I am in process of rebuilding my website and am writing about my paternal line and discernment keeps drifting through my mind.  Specifically it is an acknowledgement on my part that many of the base tenets of my life were actually present and operating in my paternal 4 times great grandfather’s life also as witnessed and noted by his grandson in the 1850s.  Without fast forwarding, these traits and beliefs seem to have been in operation throughout my paternal lineage, at least back to 1739.  I have no wonder any more of why I prefer the uncluttered, simple life and life styles.  In reflection, those times I have wandered from this are the times that life did not treat me well, or at least as well as I was expecting.  In my middle 30s, I consciously and decidedly took to answer the personal questions of “Where did I come from?”, “Where am I at?”, and “Where am I going?” that seems to direct my thinking even today, some time later.  Quoting the author’s opening paragraph of his Preface to “The Annals of the Harbaugh Family in America from 1736 to 1856” – “The annals of a family are interesting and sacred to its members alone, and a stranger doth not intermeddle therewith.  To cherish the memory of our ancestors is a plain dictate of piety.  Only those who care not for their destiny can be careless as to their origin.  He that forgets his ancestors is either stupid or wicked or both.”  I may not use the hard hitting adjectives as my ancestors did in the early decades of this country’s history, but I certainly agree with the message.

From a genealogist’s point of view, the nuggets of family history rising out of the past are a treasure to be cherished in his or her work.  That is one of the main reasons I advocate the writing of your own personal story, not for you, but for those who come after you.  Again I state why not take your place in history with your own story that most likely will become some future family researcher’s treasure.

Residual Genealogical Brick Walls

I was overhauling my website as planned when it occurred to me that I still have two genealogical brick walls requiring some major work to complete research of two family lines, namely that of Freeman Clough and Thomas Bennett.  Some 15 years ago, the information I was given included three of the difficult areas of research, but now only two remain and shall remain and are planned to be left for the next researcher.

Freeman Clough – Brick wall #1 – I was given no hint of his parentage, but this eventually was solved with use of the 1860 and 1870 Federal Census by recognizing that he and or a member of his family were either staying with his brother in Chicago.  Then the flood gates opened as his parentage and lineage was covered in a major publication by the John Clough of Salisbury, Genealogical Society.

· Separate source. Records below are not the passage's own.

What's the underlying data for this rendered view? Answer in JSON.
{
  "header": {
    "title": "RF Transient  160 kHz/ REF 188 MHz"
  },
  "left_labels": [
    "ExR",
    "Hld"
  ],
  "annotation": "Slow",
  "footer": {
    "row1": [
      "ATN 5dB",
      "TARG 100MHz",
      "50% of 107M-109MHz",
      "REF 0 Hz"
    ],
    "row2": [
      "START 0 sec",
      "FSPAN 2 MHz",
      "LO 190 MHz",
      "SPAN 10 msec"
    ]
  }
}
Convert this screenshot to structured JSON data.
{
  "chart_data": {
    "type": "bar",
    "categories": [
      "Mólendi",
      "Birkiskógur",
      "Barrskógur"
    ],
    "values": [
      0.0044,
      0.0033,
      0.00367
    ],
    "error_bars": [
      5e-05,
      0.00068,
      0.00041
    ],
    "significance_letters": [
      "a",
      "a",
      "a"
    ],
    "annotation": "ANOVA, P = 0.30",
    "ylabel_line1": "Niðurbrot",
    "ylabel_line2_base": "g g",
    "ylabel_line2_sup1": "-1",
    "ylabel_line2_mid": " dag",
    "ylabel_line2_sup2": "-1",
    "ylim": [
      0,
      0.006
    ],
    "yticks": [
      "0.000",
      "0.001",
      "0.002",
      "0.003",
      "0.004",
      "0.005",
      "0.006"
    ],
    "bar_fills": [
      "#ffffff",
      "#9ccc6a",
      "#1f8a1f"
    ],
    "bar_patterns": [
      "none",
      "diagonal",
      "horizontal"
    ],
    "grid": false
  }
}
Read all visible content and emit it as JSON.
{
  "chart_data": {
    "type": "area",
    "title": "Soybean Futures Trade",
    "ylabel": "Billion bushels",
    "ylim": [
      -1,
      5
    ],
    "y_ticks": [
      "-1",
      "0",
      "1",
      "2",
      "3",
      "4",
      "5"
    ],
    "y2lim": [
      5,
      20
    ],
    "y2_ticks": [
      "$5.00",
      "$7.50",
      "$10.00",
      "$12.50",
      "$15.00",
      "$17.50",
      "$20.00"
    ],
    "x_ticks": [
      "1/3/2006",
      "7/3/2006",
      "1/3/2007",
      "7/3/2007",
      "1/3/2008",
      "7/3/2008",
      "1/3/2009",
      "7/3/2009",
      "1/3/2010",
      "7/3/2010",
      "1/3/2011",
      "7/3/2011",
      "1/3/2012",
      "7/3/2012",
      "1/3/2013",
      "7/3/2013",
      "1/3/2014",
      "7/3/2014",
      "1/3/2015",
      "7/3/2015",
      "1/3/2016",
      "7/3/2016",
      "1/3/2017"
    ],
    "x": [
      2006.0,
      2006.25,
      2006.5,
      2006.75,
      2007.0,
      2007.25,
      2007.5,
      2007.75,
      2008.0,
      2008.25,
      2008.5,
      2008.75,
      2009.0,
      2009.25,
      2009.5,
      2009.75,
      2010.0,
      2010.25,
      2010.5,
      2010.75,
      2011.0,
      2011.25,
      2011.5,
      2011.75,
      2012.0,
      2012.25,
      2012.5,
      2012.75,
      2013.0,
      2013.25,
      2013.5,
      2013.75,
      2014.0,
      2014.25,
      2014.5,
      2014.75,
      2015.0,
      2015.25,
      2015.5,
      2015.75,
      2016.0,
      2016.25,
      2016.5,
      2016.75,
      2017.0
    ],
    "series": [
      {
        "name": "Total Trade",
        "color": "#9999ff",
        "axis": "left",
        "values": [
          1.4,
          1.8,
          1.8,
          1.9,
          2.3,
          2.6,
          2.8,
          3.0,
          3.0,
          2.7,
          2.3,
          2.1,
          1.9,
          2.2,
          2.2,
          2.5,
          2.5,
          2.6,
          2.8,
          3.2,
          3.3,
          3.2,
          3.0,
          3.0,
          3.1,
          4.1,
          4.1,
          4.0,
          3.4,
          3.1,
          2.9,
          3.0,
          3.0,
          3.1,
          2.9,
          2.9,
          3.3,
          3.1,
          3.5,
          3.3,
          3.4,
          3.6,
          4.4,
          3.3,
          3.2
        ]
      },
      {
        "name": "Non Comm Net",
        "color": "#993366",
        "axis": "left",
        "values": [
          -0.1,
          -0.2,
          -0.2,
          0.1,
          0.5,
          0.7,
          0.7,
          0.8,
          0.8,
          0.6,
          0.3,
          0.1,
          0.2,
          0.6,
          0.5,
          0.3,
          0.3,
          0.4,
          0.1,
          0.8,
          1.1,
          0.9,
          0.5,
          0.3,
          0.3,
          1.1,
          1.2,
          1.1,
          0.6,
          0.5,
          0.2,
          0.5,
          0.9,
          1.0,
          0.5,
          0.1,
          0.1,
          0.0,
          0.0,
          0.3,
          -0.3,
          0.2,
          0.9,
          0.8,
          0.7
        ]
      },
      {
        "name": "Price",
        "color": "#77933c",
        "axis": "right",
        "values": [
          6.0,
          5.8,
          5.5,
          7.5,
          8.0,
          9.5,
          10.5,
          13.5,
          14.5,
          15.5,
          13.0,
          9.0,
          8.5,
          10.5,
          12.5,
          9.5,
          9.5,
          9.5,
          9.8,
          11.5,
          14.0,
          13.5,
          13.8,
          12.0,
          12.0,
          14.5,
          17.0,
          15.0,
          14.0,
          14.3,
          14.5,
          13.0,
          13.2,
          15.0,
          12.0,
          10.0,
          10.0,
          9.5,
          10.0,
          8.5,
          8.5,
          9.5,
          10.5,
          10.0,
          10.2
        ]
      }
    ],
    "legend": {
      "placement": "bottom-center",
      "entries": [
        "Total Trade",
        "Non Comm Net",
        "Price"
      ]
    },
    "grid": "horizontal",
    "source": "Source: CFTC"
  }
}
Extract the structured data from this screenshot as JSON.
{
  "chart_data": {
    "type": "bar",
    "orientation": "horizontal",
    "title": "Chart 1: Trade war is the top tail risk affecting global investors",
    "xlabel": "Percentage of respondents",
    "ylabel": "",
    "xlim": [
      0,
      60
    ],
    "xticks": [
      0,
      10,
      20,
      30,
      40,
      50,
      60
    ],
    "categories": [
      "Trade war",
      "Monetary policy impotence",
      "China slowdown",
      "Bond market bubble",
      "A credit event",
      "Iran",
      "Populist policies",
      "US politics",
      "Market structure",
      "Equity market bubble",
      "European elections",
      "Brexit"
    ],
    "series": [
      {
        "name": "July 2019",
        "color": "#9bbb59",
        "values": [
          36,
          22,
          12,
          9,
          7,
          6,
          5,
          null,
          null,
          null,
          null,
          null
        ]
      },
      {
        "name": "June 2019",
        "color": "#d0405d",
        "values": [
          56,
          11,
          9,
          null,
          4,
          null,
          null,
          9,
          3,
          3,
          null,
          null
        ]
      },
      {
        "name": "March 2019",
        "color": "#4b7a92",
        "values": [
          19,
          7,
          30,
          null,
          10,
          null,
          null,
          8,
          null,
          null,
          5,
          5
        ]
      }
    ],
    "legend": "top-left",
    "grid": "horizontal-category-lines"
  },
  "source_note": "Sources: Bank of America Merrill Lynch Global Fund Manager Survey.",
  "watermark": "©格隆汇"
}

Freeman Clough – Brick wall #2 – info that he died in Tees, Alberta on 27 March 1903 was initial data available.  Recent activity on Canada, Find-a-Grave Index indicates Freeman is buried in Tees, Alberta, Canada; however this is suspiciously information that is copied from other websites and not directly taken from the burial site.  So I consider this a brick wall at this time

Thomas Bennett – Brick wall #3 – This is not a proverbial genealogical brick wall but on line searching has not yielded sufficient information to preclude a planned research trip to the east coast for further research.  Perhaps in the distant future this will become project for me, but for the time being this is on hold.